Monday, August 4, 2025

The Netanyahu trial in Israel: is this anti-Trump lawfare redux?

 

Tablet magazine has published an interesting overview of the trial of Israeli prime minister Netanyahu on various allegations of corruption.  The key take-away is this:


The trial of Benjamin Netanyahu began in Jerusalem District Court over five years ago, on May 24, 2020. Since that date, Israel has become a different country, one scarred by terror attacks and international condemnation and also boasting stunning military victories. Meanwhile, judges and researchers have cast serious doubt on the evidentiary basis for all four charges against the prime minister, only one of which has of yet been dismissed and none proved in court. Yet no matter how the world changes, the trial itself marches on, immune to both the global situation and to the quality of the evidence presented in court. Instead, prosecutors regularly compel testimony from the prime minister, often several times a week, and force him to demonstrate that the matters of state for which he is responsible are of greater importance in this or that moment than remembering whether or not his wife might have asked a family friend and political supporter to purchase a Bugs Bunny doll for his son in Manhattan nearly 30 years ago.

. . .

Which is not to say that the Netanyahu trial isn’t a very serious matter: It’s the climax of a struggle between two opposing power structures over how Israel is to be governed and by whom. On one side is the machinery of electoral politics, and on the other that of the administrative state. It is also a struggle between right and left, as the right keeps winning elections while the left keeps amassing institutional power beyond the reach of voters. It is therefore also a competition between two visions of the Jewish state: The right holds a national view of liberal democracy, and cherishes the Jewish religion and tradition, while the left is increasingly progressive, globalist, and suspicious of religion and nationalism alike. Finally, it is also a class struggle between the country’s diverse, less affluent majority and the old-guard, established Ashkenazi elite. And when you have an event so cataclysmic as to simultaneously bring all three aspects—the institutional, the ideological and the sociological—to a showdown, you have a political supernova.

. . .

Netanyahu’s voters expect him to fight this legal battle to the end—ironically for the same reason that Aharon Barak would like to see it terminated: The deep state is on trial, too, and it must lose, in order for Israeli democracy to triumph.

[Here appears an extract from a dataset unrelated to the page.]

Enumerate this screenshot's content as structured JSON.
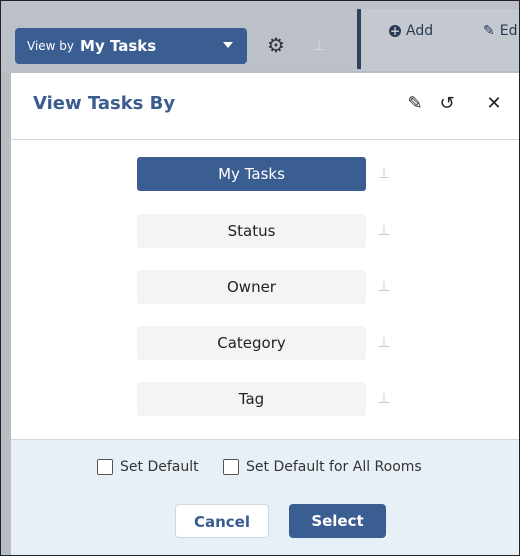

There's much more at the link.  Recommended reading.

There will doubtless be those who argue that the Tablet article is not objective enough, or is pro-Netanyahu.  Not being an expert on Israel, I can't speak to that.  Nevertheless, I can't help but notice that the Netanyahu prosecution appears to be very similarly motivated - and the tactics used are often almost identical - as other progressive-left lawsuits in various countries against center or rightist governments and/or policies.  Brazil's courts versus Bolsonaro;  Germany's courts versus AfD, a right-wing political party;  European courts against conservative opposition to leftist European Union policies;  the "lawfare" against President Trump in America - they're so alike as to be striking in their similarity.  This seems to me to be a deliberate international onslaught against the rule of law and popular democracy by the progressive left in all its forms - and it's clearly coordinated between nations and movements, all helping each other to further their legal strategies.

For that reason alone, it's well worth paying attention to what's going on in the Netanyahu trial.  It's a microcosm of left-wing intentions and desires throughout the world.  The Tablet article exposes much of what's happening, and enables that sort of comparison.

Peter


2 comments:

Dad29 said...

Ummmnhhhh......so long as "the right" and Netanyahu proclaim that "greater Israel" is their objective, and so long as "greater Israel" encompasses portions of Lebanon, Syria, and the entire Sinai peninsula (as written out by Ben Gurion in the late '40s), "the right" is going to be a problem.

Anonymous said...

The relevant question is whether or not Netanyahu actually did things that are worthy of prosecution.